Accelerated Stability studies of selected formulation (F6)
During and at the end of the accelerated stability, the tested tablets showed non-significantly different drug content from that observed at the beginning of the study. They also showed satisfactory hardness and buoyancy properties during and at the end of the accelerated study period. Accelerated stability of the selected formulation of stavudine floating tablets were carried at 40 ± 2oC / 75 ± 5% R.H for a period of 3 months and the samples were tested for hardness, in vitro buoyancy, drug content and in vitro drug release for every month and results were shown in Table 6.
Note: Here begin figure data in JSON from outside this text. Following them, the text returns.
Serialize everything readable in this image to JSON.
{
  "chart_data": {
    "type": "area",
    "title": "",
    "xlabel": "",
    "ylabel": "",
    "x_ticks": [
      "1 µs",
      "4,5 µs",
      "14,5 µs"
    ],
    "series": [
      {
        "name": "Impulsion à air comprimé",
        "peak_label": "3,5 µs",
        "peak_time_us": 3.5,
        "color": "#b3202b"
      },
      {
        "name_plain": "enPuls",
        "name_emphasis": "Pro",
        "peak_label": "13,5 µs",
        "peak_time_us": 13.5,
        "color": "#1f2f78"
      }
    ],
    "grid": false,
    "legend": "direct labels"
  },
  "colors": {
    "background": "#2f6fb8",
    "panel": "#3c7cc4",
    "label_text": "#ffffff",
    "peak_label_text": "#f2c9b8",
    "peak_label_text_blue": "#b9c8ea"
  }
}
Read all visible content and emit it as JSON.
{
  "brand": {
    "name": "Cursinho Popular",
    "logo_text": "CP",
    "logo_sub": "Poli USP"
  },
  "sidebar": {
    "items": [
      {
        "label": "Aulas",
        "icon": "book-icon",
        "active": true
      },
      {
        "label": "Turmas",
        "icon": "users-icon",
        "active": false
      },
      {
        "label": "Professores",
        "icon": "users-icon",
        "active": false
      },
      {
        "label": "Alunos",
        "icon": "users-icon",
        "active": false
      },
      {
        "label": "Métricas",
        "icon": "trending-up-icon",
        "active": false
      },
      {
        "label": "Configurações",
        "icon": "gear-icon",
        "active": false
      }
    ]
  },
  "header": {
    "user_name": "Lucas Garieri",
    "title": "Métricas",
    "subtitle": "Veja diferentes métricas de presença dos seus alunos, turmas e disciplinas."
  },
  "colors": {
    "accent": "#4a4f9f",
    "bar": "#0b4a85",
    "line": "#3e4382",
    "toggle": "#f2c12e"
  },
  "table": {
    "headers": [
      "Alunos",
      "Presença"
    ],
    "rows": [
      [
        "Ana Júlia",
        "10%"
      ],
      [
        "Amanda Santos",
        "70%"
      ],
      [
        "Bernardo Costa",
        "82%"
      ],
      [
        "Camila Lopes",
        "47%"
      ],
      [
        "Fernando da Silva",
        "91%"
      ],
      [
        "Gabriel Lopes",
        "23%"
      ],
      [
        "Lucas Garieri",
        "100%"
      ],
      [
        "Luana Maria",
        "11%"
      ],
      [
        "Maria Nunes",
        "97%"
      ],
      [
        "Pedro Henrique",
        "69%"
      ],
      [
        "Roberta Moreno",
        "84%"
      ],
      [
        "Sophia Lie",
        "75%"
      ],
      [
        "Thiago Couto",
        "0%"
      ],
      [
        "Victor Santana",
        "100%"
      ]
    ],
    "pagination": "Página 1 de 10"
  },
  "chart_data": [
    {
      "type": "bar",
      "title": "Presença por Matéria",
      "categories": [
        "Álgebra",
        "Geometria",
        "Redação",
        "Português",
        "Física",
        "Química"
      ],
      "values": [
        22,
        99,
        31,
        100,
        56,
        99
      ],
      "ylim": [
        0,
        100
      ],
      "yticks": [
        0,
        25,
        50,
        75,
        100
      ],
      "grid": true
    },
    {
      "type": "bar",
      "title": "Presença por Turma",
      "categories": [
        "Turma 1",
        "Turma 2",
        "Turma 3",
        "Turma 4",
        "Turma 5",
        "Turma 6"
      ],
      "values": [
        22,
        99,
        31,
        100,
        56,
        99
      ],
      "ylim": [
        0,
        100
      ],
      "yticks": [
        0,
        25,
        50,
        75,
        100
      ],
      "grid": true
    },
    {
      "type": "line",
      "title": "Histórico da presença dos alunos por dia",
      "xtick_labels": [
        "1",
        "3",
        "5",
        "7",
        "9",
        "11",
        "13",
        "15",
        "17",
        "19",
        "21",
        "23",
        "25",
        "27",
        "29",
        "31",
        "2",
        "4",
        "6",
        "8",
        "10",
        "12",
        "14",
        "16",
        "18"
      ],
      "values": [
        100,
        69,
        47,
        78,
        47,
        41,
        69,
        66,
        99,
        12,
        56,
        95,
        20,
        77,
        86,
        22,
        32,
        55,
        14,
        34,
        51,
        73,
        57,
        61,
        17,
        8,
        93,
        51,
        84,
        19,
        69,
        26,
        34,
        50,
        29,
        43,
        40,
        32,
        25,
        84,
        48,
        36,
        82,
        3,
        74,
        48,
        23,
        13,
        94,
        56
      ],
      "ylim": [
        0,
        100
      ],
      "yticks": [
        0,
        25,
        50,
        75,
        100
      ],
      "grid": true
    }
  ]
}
From the above studies it is concluded that gastro retentive floating tablets of stavudine can be formulated using gas generating agents such as sodium bicarbonate and citric acid anhydrous, polymers like HPMC K4M, HPMC K15M and Xanthan gum. Varying in the ratios of polymers (HPMC K15M, HPMC K4M and Xanthan gum) with respect to drug in formulations affected the water uptake efficiency, in vitro buoyancy and in vitro drug release rate of formulations. As concentration of polymers was increased in formulations the water uptake efficiency and total floating time increased and also the drug released in more sustained way. The formulation having higher concentration of HPMC K15M showed the maximum water uptake efficiency and released drug in slow and much sustained manner than other formulations. In vitro studies and water uptake studies have shown that this is a potential drug delivery system for stavudine with a good stability and sustain release profile.